Friday, December 16, 2011

To meet capital requirements, banks don't shed risk

Your humble blogger has frequently criticized the financial regulators for their timing in imposing higher capital requirements.  The timing simply does not make sense in the absence of the requirement that banks disclose on an on-going basis their current asset, liability and off-balance sheet exposure details.

Without this data, there is no way for market participants to assess the risk of each bank or each of the bank's exposures.

For example, since the beginning of the financial crisis, regulators have been practicing forbearance.  This distorts the reported value of the loan portfolio as well as the reported book equity turning capital ratios into meaningless junk.

Instead, regulators should require ultra transparency.  After banks have implemented ultra transparency, market discipline will cause them to mark all their exposures to realistic values.  It is this activity by the banks that is necessary to turn the meaningless capital ratios into something meaningful and end the buyers' strike in bank equity, particularly European bank equity.

By enforcing higher capital ratios now, we have banks playing games with their risk adjusted assets including reducing loan availability; otherwise known as a regulator induced credit crunch.

A Financial Times article shed light into the size of the problem caused by prematurely enforcing a meaningless higher capital ratio.

European banks will have to raise nearly €200bn ($260bn) in new capital or cut their balance sheets by nearly 20 per cent, to achieve the tougher new Basel III banking reform rules that start taking effect in 2013, a new study has found. 
The study by the Boston Consulting Group looked at the efforts of 145 large banks worldwide to comply with that ratio and found they need to raise €354bn in capital on top of what they had at the end of 2010 or cut their risk-weighted assets by €5tn or 17 per cent. 
Banks in Europe had significantly further to go than those in the US and Asia, which each faced a collective shortfall of slightly less than €70bn. 
The global Basel III package aims to make banks more resilient by forcing them to hold more, better quality capital against unexpected losses. The rules, which are set globally, require banks to hold core tier one capital equal to 7 per cent of their assets adjusted for risk or face restrictions on paying bonuses and dividends. 
The study measured the European shortfall at €221bn, but roughly 20 per cent of that will be covered by the end of this year, the authors said. They estimated that European banks have already cut risk weighted assets by 5 per cent.... 
“Banks want to stay ahead of regulatory timetables as a demonstration to investors that they are financially strong,” said Ranu Dayal, the BCG senior partner who led the work. 
EU banks face an additional push from this month’s European Banking Authority stress tests which required them to achieve a 9 per cent ratio by 2012 using a somewhat looser definition of capital.
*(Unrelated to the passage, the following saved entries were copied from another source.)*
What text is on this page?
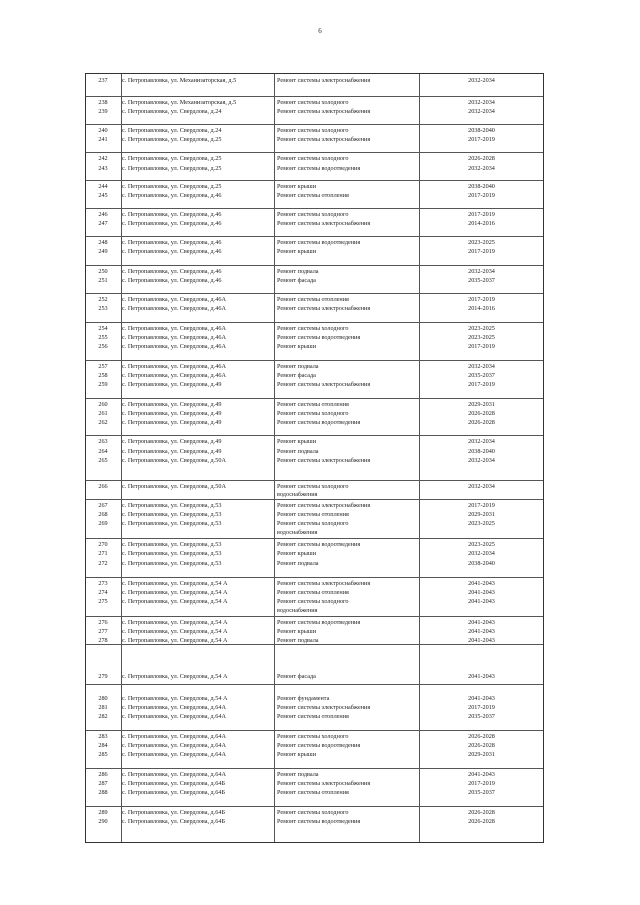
6
237	с. Петропавловка, ул. Механизаторская, д.5	Ремонт системы электроснабжения	2032-2034
238	с. Петропавловка, ул. Механизаторская, д.5	Ремонт системы холодного	2032-2034
239	с. Петропавловка, ул. Свердлова, д.24	Ремонт системы электроснабжения	2032-2034
240	с. Петропавловка, ул. Свердлова, д.24	Ремонт системы холодного	2038-2040
241	с. Петропавловка, ул. Свердлова, д.25	Ремонт системы электроснабжения	2017-2019
242	с. Петропавловка, ул. Свердлова, д.25	Ремонт системы холодного	2026-2028
243	с. Петропавловка, ул. Свердлова, д.25	Ремонт системы водоотведения	2032-2034
244	с. Петропавловка, ул. Свердлова, д.25	Ремонт крыши	2038-2040
245	с. Петропавловка, ул. Свердлова, д.46	Ремонт системы отопления	2017-2019
246	с. Петропавловка, ул. Свердлова, д.46	Ремонт системы холодного	2017-2019
247	с. Петропавловка, ул. Свердлова, д.46	Ремонт системы электроснабжения	2014-2016
248	с. Петропавловка, ул. Свердлова, д.46	Ремонт системы водоотведения	2023-2025
249	с. Петропавловка, ул. Свердлова, д.46	Ремонт крыши	2017-2019
250	с. Петропавловка, ул. Свердлова, д.46	Ремонт подвала	2032-2034
251	с. Петропавловка, ул. Свердлова, д.46	Ремонт фасада	2035-2037
252	с. Петропавловка, ул. Свердлова, д.46А	Ремонт системы отопления	2017-2019
253	с. Петропавловка, ул. Свердлова, д.46А	Ремонт системы электроснабжения	2014-2016
254	с. Петропавловка, ул. Свердлова, д.46А	Ремонт системы холодного	2023-2025
255	с. Петропавловка, ул. Свердлова, д.46А	Ремонт системы водоотведения	2023-2025
256	с. Петропавловка, ул. Свердлова, д.46А	Ремонт крыши	2017-2019
257	с. Петропавловка, ул. Свердлова, д.46А	Ремонт подвала	2032-2034
258	с. Петропавловка, ул. Свердлова, д.46А	Ремонт фасада	2035-2037
259	с. Петропавловка, ул. Свердлова, д.49	Ремонт системы электроснабжения	2017-2019
260	с. Петропавловка, ул. Свердлова, д.49	Ремонт системы отопления	2029-2031
261	с. Петропавловка, ул. Свердлова, д.49	Ремонт системы холодного	2026-2028
262	с. Петропавловка, ул. Свердлова, д.49	Ремонт системы водоотведения	2026-2028
263	с. Петропавловка, ул. Свердлова, д.49	Ремонт крыши	2032-2034
264	с. Петропавловка, ул. Свердлова, д.49	Ремонт подвала	2038-2040
265	с. Петропавловка, ул. Свердлова, д.50А	Ремонт системы электроснабжения	2032-2034
266	с. Петропавловка, ул. Свердлова, д.50А	Ремонт системы холодного	2032-2034
водоснабжения
267	с. Петропавловка, ул. Свердлова, д.53	Ремонт системы электроснабжения	2017-2019
268	с. Петропавловка, ул. Свердлова, д.53	Ремонт системы отопления	2029-2031
269	с. Петропавловка, ул. Свердлова, д.53	Ремонт системы холодного	2023-2025
водоснабжения
270	с. Петропавловка, ул. Свердлова, д.53	Ремонт системы водоотведения	2023-2025
271	с. Петропавловка, ул. Свердлова, д.53	Ремонт крыши	2032-2034
272	с. Петропавловка, ул. Свердлова, д.53	Ремонт подвала	2038-2040
273	с. Петропавловка, ул. Свердлова, д.54 А	Ремонт системы электроснабжения	2041-2043
274	с. Петропавловка, ул. Свердлова, д.54 А	Ремонт системы отопления	2041-2043
275	с. Петропавловка, ул. Свердлова, д.54 А	Ремонт системы холодного	2041-2043
водоснабжения
276	с. Петропавловка, ул. Свердлова, д.54 А	Ремонт системы водоотведения	2041-2043
277	с. Петропавловка, ул. Свердлова, д.54 А	Ремонт крыши	2041-2043
278	с. Петропавловка, ул. Свердлова, д.54 А	Ремонт подвала	2041-2043
279	с. Петропавловка, ул. Свердлова, д.54 А	Ремонт фасада	2041-2043
280	с. Петропавловка, ул. Свердлова, д.54 А	Ремонт фундамента	2041-2043
281	с. Петропавловка, ул. Свердлова, д.64А	Ремонт системы электроснабжения	2017-2019
282	с. Петропавловка, ул. Свердлова, д.64А	Ремонт системы отопления	2035-2037
283	с. Петропавловка, ул. Свердлова, д.64А	Ремонт системы холодного	2026-2028
284	с. Петропавловка, ул. Свердлова, д.64А	Ремонт системы водоотведения	2026-2028
285	с. Петропавловка, ул. Свердлова, д.64А	Ремонт крыши	2029-2031
286	с. Петропавловка, ул. Свердлова, д.64А	Ремонт подвала	2041-2043
287	с. Петропавловка, ул. Свердлова, д.64Б	Ремонт системы электроснабжения	2017-2019
288	с. Петропавловка, ул. Свердлова, д.64Б	Ремонт системы отопления	2035-2037
289	с. Петропавловка, ул. Свердлова, д.64Б	Ремонт системы холодного	2026-2028
290	с. Петропавловка, ул. Свердлова, д.64Б	Ремонт системы водоотведения	2026-2028
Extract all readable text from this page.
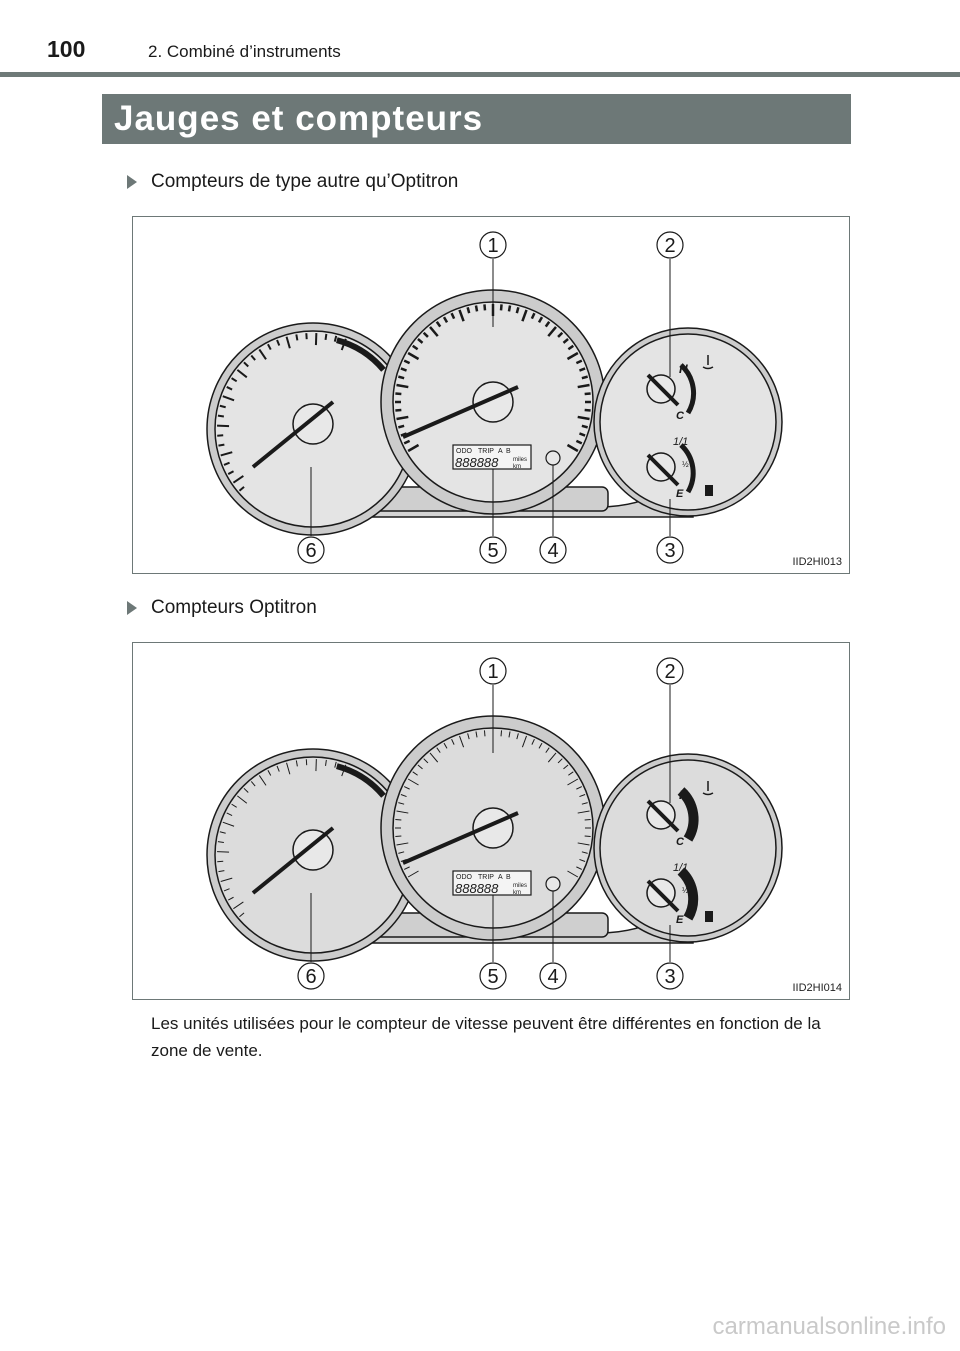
100	2. Combiné d’instruments
Jauges et compteurs
Compteurs de type autre qu’Optitron
ODO TRIP A B
888888 miles
km
H
C
1/1
½
E
1	2
3
4
5
6	IID2HI013
Compteurs Optitron
ODO TRIP A B
888888 miles
km
H
C
1/1
½
E
1	2
3
4
5
6	IID2HI014
Les unités utilisées pour le compteur de vitesse peuvent être différentes en fonction de la zone de vente.
carmanualsonline.info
The BCG study said the EBA rules effectively compress the time frame for meeting the Basel III requirements. 
Quick action could do much to strengthen the shaky European financial system but, collectively, the banks’ plans could pose a threat to the broader economy if they chose to cut lending rather than raise capital. 
BCG notes that some banks may also seek to cut their RWAs by tinkering with the models they use to measure risk, a process known as “optimisation”, and that the industry is lobbying hard to water down the Basel III proposals that sharply limit what can be counted as core tier one capital. 
Many bank chiefs are reluctant to raise additional equity because share prices are relatively low. 
Which reflects the fact that without ultra transparency so they can assess the risk of an individual bank, investors are essentially on a buyers' strike.